We demonstrate Canada is a relative multilateral ‘free rider’. While Canada is a significant contributor to the multilateral development finance system, it is an even bigger user.
Canada’s use of aid channels (multilateral vs. bilateral) is highly imbalanced. Nearly 60% of GAC assistance is channeled via multilaterals, or 3 times the amount channeled via civil society and 15 times the amount channeled directly via developing country governments and institutions.
Multilaterals offer risk mitigation, scale, and leverage which are important for a midsized donor like Canada, but competitive dynamics are often underappreciated. The AIIB emerged in response to these competitive dynamics as a challenger to the ADB and WBG in Asia.
IFIs compete aggressively for donor/shareholder attention and funding. Sponsored funds and sub-funds managed by multilateral IFIs have grown faster than donor aid budgets. Canada’s assistance envelope (IAE) for the most part has not kept pace. It is in this context that Canada’s approach to new multilaterals like AIIB, which is driven by an overarching preference for ‘having a seat at the table’, is misguided and questionable.
It is unreasonable to think Canada’s 1% share at the AIIB (far smaller than at other multilaterals) gives it any realistic influence. It is unlikely AIIB is receptive to Canada “rights-based” and “feminist” approach (as implied by the ODAAA and FIAP). And yet, Canada’s overall approx. US$1billion pledge to AIIB is not insignificant relative to its aid budget.
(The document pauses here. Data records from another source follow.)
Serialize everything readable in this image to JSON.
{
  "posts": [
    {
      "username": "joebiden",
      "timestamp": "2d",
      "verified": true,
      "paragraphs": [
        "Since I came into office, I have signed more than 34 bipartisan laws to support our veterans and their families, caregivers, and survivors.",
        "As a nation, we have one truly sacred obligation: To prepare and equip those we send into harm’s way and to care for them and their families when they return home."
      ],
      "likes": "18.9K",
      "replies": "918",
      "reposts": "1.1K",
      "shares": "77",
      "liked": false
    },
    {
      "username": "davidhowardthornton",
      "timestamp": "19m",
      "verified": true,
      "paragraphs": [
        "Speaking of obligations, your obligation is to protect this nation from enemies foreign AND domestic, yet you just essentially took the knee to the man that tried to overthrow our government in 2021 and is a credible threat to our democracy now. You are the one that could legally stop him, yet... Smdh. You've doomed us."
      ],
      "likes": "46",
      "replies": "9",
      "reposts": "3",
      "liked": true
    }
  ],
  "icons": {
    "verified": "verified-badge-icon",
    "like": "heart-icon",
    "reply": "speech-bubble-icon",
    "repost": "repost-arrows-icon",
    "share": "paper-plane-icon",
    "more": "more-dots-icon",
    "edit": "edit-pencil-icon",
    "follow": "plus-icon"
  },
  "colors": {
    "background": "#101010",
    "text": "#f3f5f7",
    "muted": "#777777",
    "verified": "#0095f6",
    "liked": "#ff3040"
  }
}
It is unclear what precisely Canada aims to achieve via the AIIB and whether the investment really represents the best value for money from a development perspective. Having a ‘seat at the table’ cannot be reason enough to continue support for AIIB especially at a time when relations with its largest and most important shareholder are at an historic low.
Improvements in transparency and reporting
The new consolidated Report to Parliament on International Assistance is a step in the right direction. However, the report has some of the same problems as other high quality official sources in terms of significant (over one year) lags. We demonstrate how these lags can be overcome. Specifically, linking project level open data and financials with IAE pool balances, would significantly enhance transparency.
Current reporting provides no useful forward guidance on the future path of the IAE, nor current (within fiscal cycle) balances (overall and at the pool level). This was not always the case. Canada’s development spending has been guided by a transparent fiscal anchor in the past (up to 2010). This should be revisited. We provide long-term IAE projections based on the best available information. We demonstrate that without substantial change to our baseline scenario of a large one-time infusion into the IAE in 2020-21 that is not maintained in the future, Canada’s ODA/GNI ratio would fall to an historic low of 0.22 by 2030 the SDG target year.
GAC can and should do more to increase clarity around IAE “base” vs. “net new additions”. At present IAE balances and base levels are unknowable publicly. Over and/or underspending can affect IAE levels. Knowing starting and end balances at the pool level and overall is important for transparency. In fiscal 2020-21 there were historic one-time additions to the IAE to support global COVID19 response including vaccine procurement for developing countries which is ODA-able. GAC has publicly stated it may have difficulty allocating all $1.1billion in COVID response by the end of the current fiscal cycle. Therefore, it is vital that GAC clarify in the event there are balances, how and where they accrue across pools, what the rules are regarding rollover of balances (surpluses, or net negatives) from one cycle to the next and across pools, and their impact on future IAE additions.